CEVAP:Davalı vekili yazılı beyanında, davacı şirketin bayilik sözleşmesinin haksız feshedildiği iddiası ile dava açtığını davanın halen derdest olduğunu, davacının zarar olarak iddia ettiği rapora dair davadan feragat ettiğini, 13.10.2016 tarihli kararla davanın feragat nedeniyle reddedildiğini, ,..Ltd.Şti tarafından bu kez alacaklı olduğu iddiası ile iflas istemli icra takibi başlatıldığını, itiraz üzerine açılan davanın derdest olduğunu, davacı şirket yetkilisinin dolandırıcılık suçu iddiası nedeniyle şikayeti sonucu 12.05.2016 tarihli kovuşturmaya yer olmadığına karar verildiğini, davacının iflas ve talebin ilanı talebinin usul ve yasaya aykırı olduğunu, İİK 177. maddede doğrudan İflasın istenebileceği hallerin sayıldığını, davacının alacağının bulunmadığını belirterek ilanların durdurulmasını, düzeltme ilanı yayınlanmasını istemiştir.
İLK DERECE MAHKEME KARARI:Mahkemece, davacının temlik ettiği bir alacağına dayanarak İflas davası açamayacağı, aktif husumet taraf ehliyeti bulunmadığı ve açılan bu davanın İstanbul Anadolu 4, Asliye Ticaret Mahkemesinin 2015/1185 Esas sayılı dosyasında ve İstanbul Anadolu 9. Asliye Ticaret Mahkemesinin 2016/911 Esas sayılı dosyasında ıslah suretiyle derdest bir dava olarak görülmekte olduğundan bu davanın hem aktif dava ehliyeti yokluğundan hem de derdestlik dava şartı nedeniyle, HMK 114/1- d, 114/- ı ve 115. maddeleri gereğince usülden reddine, 04.10.2018 tarihli ara karar ile yapılmasına karar verilen ilanların kaldırılmasına ve hükme göre ilan yapılmasına karar verilmiştir.

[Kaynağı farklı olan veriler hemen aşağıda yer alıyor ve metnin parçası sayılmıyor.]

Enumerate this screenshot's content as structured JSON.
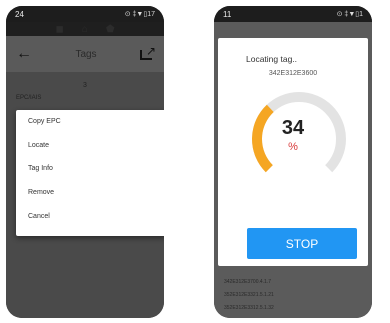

İSTİNAF NEDENLERİ:Karar, yasal süre içerisinde davacı şirket yetkilisi tarafından istinaf edilmiştir. İstinaf nedenleri olarak, davanın konusunun, davalı şirketin bayilik sözleşmesini haksız şekilde teamüllere aykırı fesih etmesi sonucu uğranılan kar kaybı olduğunu, yeterli inceleme olmadığı belirtilip, iddialarını özetledikten sonra, istasyon bedelinin temliki hususuna İlişkin açıklama yapıldığını, İstanbul Anadolu 4. Asliye Ticaret Mahkemesinin 2015/1185 sayılı dosyada alınan raporla kesinlik kazandığını, anılan bedelin Büyükçekmece …. Noterliğince düzenlenen 31.05.2016 tarihli temlikname ile … devredildiğini, davalı şirketin kar kaybına İlişkin zararı karşılamadığının belirtildiğini, red kararının usul ve yasaya aykırı olduğunu, dilekçede birden fazla maddi vakıa belirtildiğini, yoksun kalınan kar ile ilgili bir değerlendirme yapılmadığını, anılan hususun temlikname ile herhangi bir ilişkisi olmadığını, 60 aylık 4,155.896,40 TL zararın dava konusu edildiğini, hatalı karara karşı dava dilekçesinde belirtilen taleplerinin kabulüne karar verilmesini istemiştir.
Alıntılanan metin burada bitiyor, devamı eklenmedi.